The classic example of failed fishery management is that of the bluefin tuna. It has been proposed for listing as a threatened or endangered species three times since the mid-1970s. The most recent proposal is currently under consideration by NMFS. Ironically, the depleted level that bluefin were first proposed for being listed at under the Endangered Species Act in the 1970s now represents the distant goal to which fishery managers would like to rebuild the stock. But, since bluefin tuna are the most valuable fish in the sea, that goal is but a distant hope. Constant, intensive lobbying by international commercial fishing interests keeps the bluefin fishery from falling under a complete moratorium. In the meantime, spawning grounds remain open to longlines in the Gulf of Mexico and to nets in the Mediterranean Sea.

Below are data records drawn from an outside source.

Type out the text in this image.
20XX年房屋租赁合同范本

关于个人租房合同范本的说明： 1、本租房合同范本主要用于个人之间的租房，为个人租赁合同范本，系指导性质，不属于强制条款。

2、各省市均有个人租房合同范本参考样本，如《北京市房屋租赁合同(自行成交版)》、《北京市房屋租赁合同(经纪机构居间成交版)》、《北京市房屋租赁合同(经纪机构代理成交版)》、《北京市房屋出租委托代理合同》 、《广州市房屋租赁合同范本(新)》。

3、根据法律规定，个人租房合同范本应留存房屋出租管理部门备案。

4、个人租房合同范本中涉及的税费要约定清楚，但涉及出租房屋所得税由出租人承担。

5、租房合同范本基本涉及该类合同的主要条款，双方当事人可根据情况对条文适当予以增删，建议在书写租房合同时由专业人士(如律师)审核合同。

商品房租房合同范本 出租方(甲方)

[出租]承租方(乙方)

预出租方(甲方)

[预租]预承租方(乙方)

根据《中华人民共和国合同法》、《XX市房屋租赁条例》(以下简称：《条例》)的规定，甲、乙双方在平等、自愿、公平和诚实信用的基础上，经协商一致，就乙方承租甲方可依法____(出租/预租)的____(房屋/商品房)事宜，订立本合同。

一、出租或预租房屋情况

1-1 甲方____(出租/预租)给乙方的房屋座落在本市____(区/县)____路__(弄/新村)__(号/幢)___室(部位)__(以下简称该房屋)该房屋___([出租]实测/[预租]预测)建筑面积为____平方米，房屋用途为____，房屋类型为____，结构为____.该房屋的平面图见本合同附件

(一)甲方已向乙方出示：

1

It’s interesting to note that under the original federal fishery management legislation, the bluefin tuna was not included as a fish. Giant U.S. tuna purse seiners lobbied to have bluefin excluded from any management. They knew that if the United States recognized bluefin under its own laws, the laws of other countries would have to be recognized as well.

With no recognition of bluefin, U.S. vessels could ignore all foreign regulations and fish with impunity wherever they wanted. If U.S. vessels were impounded for fishing in foreign waters, the United States imposed restrictions on the arresting country’s exports. U.S. taxpayers ended up paying for the lost gear. Finally, in 1990, bluefin were included in U.S. management laws.

You may think that after so many years, all that could be said about fishery management would have been said already. However, new management issues, such as “catch shares,” constantly arise, and there never seems to be a shortage of conservation issues worthy of being brought to the attention of Marlin readers — especially given the reality that many of our favorite species’ stocks are still depleted.